Last week Computerworld ran a story about a recent NSW Auditor-General's report on the state's Dep-artment of Commerce enterprise software overhaul. The department will now shell out an additional $5 million of taxpayers' money to displace one of the core legacy systems, extending SAP's footprint to encompass the entire business.
The result of this looks promising. Savings are expected to exceed the $50 million mark over the next five years - hooray for prudent software contract management!
But that's far from the whole story.
The original contract inked by the department was set at $15 million but the AG's report stated the project value will increase to $20 million "mainly" due to a re-scope which involved the replacement of yet another system.
Without pointing the finger at anyone as to why the original project ran over budget by some 33 percent, this case definitely raises questions as to how diligently enterprise software procurement is conducted by the wider enterprise and government sectors.
To analyze the situation, let's take a step back. The Department of Commerce knew from the outset that it needed to consolidate its software infrastructure. To do this would require a significant investment in an enterprise app and the decision to go with SAP was as good as any other vendor in this space.

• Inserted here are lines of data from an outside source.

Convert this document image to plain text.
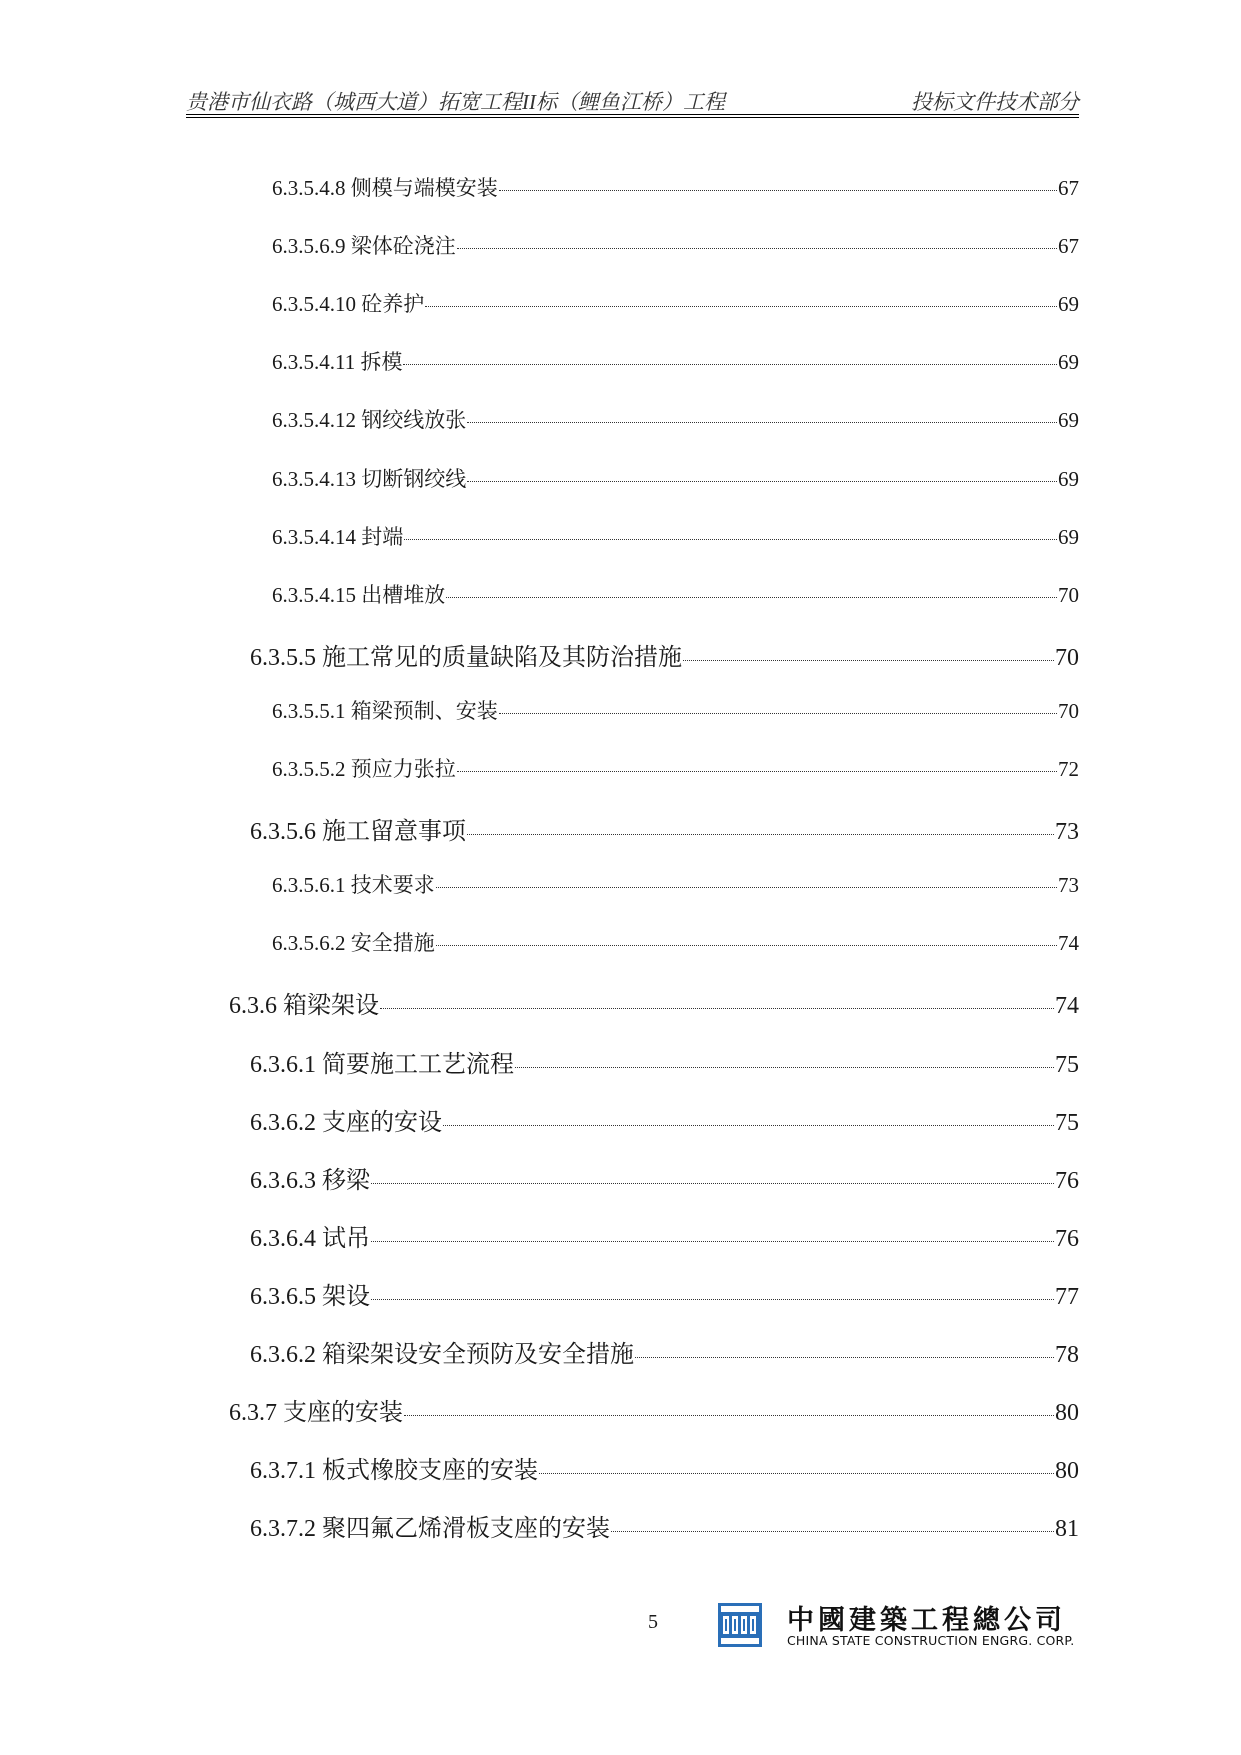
贵港市仙衣路（城西大道）拓宽工程II标（鲤鱼江桥）工程	投标文件技术部分
6.3.5.4.8 侧模与端模安装	67
6.3.5.6.9 梁体砼浇注	67
6.3.5.4.10 砼养护	69
6.3.5.4.11 拆模	69
6.3.5.4.12 钢绞线放张	69
6.3.5.4.13 切断钢绞线	69
6.3.5.4.14 封端	69
6.3.5.4.15 出槽堆放	70
6.3.5.5 施工常见的质量缺陷及其防治措施	70
6.3.5.5.1 箱梁预制、安装	70
6.3.5.5.2 预应力张拉	72
6.3.5.6 施工留意事项	73
6.3.5.6.1 技术要求	73
6.3.5.6.2 安全措施	74
6.3.6 箱梁架设	74
6.3.6.1 简要施工工艺流程	75
6.3.6.2 支座的安设	75
6.3.6.3 移梁	76
6.3.6.4 试吊	76
6.3.6.5 架设	77
6.3.6.2 箱梁架设安全预防及安全措施	78
6.3.7 支座的安装	80
6.3.7.1 板式橡胶支座的安装	80
6.3.7.2 聚四氟乙烯滑板支座的安装	81
5	中國建築工程總公司
CHINA STATE CONSTRUCTION ENGRG. CORP.
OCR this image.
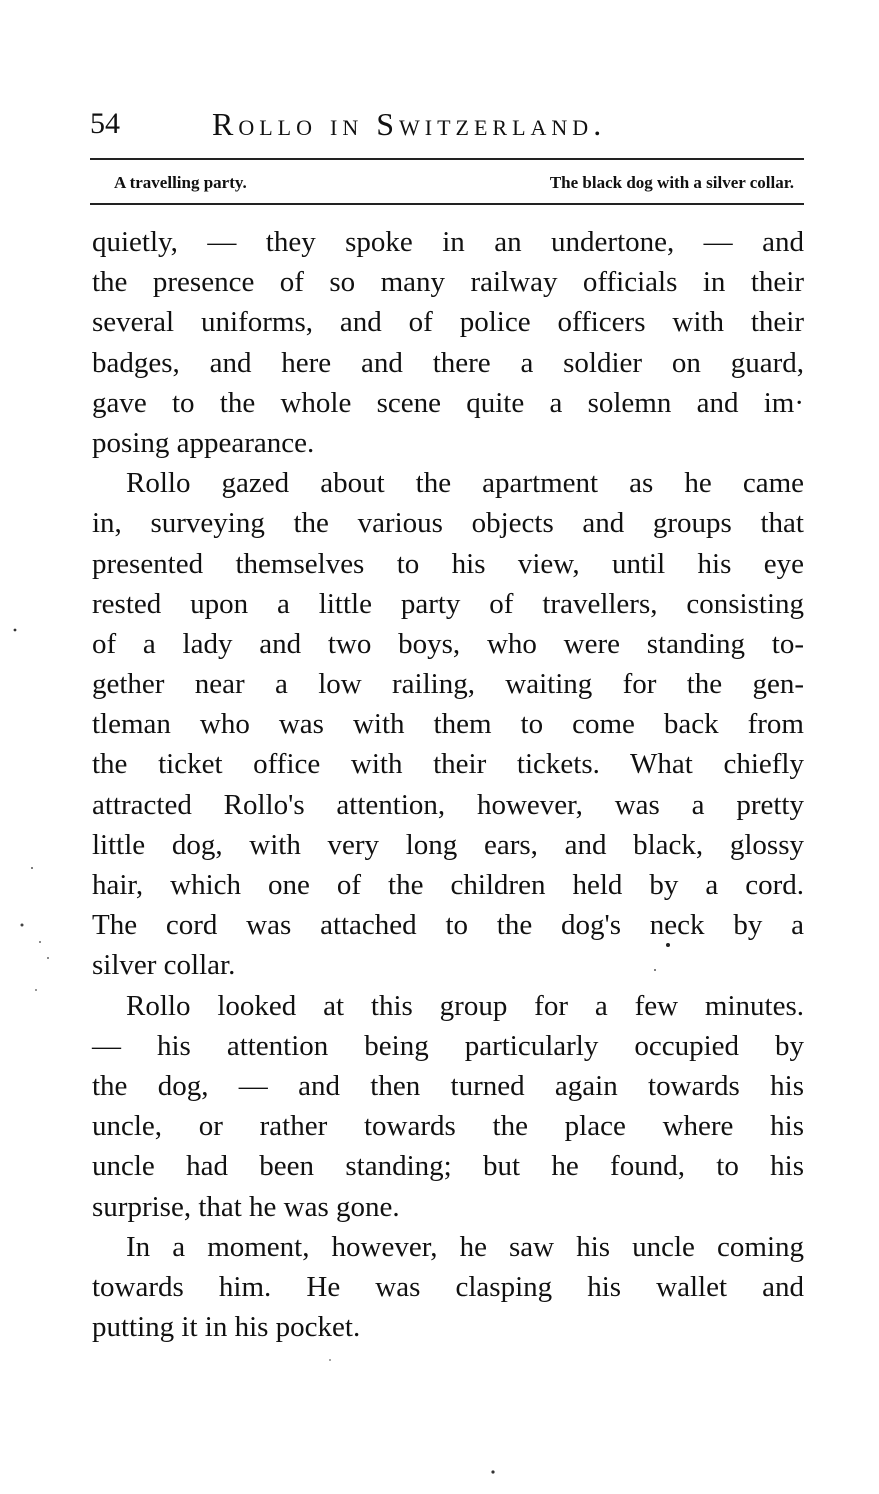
54	Rollo in Switzerland.
A travelling party.	The black dog with a silver collar.
quietly, — they spoke in an undertone, — and
the presence of so many railway officials in their
several uniforms, and of police officers with their
badges, and here and there a soldier on guard,
gave to the whole scene quite a solemn and im·
posing appearance.
Rollo gazed about the apartment as he came
in, surveying the various objects and groups that
presented themselves to his view, until his eye
rested upon a little party of travellers, consisting
of a lady and two boys, who were standing to-
gether near a low railing, waiting for the gen-
tleman who was with them to come back from
the ticket office with their tickets. What chiefly
attracted Rollo's attention, however, was a pretty
little dog, with very long ears, and black, glossy
hair, which one of the children held by a cord.
The cord was attached to the dog's neck by a
silver collar.
Rollo looked at this group for a few minutes.
— his attention being particularly occupied by
the dog, — and then turned again towards his
uncle, or rather towards the place where his
uncle had been standing; but he found, to his
surprise, that he was gone.
In a moment, however, he saw his uncle coming
towards him. He was clasping his wallet and
putting it in his pocket.
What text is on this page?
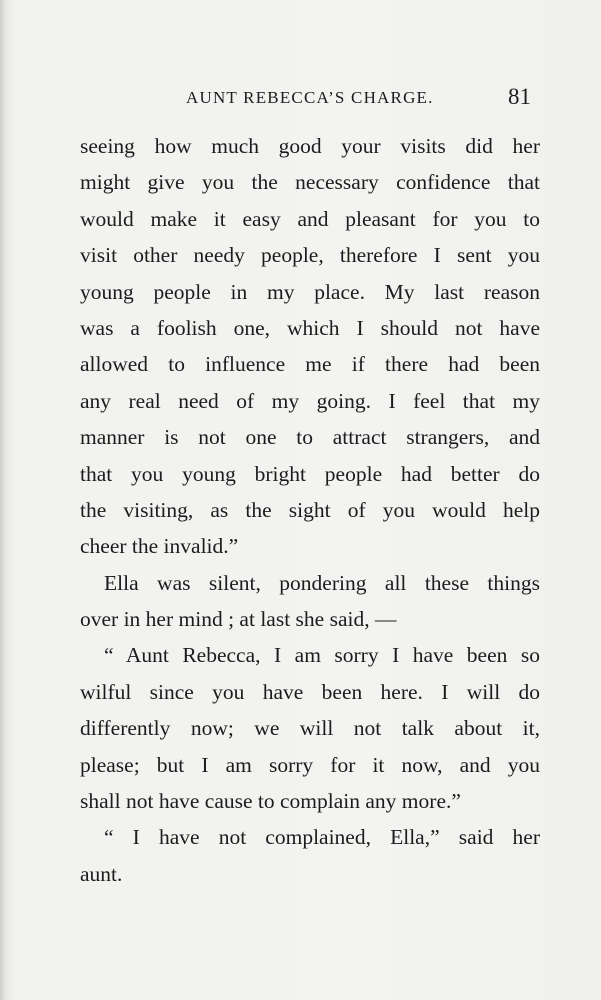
AUNT REBECCA’S CHARGE.	81
seeing how much good your visits did her
might give you the necessary confidence that
would make it easy and pleasant for you to
visit other needy people, therefore I sent you
young people in my place. My last reason
was a foolish one, which I should not have
allowed to influence me if there had been
any real need of my going. I feel that my
manner is not one to attract strangers, and
that you young bright people had better do
the visiting, as the sight of you would help
cheer the invalid.”
Ella was silent, pondering all these things
over in her mind ; at last she said, —
“ Aunt Rebecca, I am sorry I have been so
wilful since you have been here. I will do
differently now; we will not talk about it,
please; but I am sorry for it now, and you
shall not have cause to complain any more.”
“ I have not complained, Ella,” said her
aunt.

With that in mind, why didn't the department refuse to sign anything other than an enterprise-wide SAP licence to the value of $15 million?
(Question for other enterprise software vendors - would you have said no to that?)
Scope-creep, re-scoping, or an honest to goodness blow-out, there will always be some variance when dealing with large software implementation projects, and with the sums we are talking about here the clear winner is the vendor.
Even a medium-sized business like IDG has site licences for a number of software products, which, at the very least, spares us from becoming embroiled in licence management paperwork.
All customers of enterprise software must be diligent in recognizing the scope of deployments. It's a tad late to sign off on a $15 million software project and say "oh, by the way, we have this legacy system we may as well replace while we're at it", and be forced to cough up an additional 30 percent. It's time to push vendorland into an era of site licensing as the norm - and put an end to this money-milking while we're at it.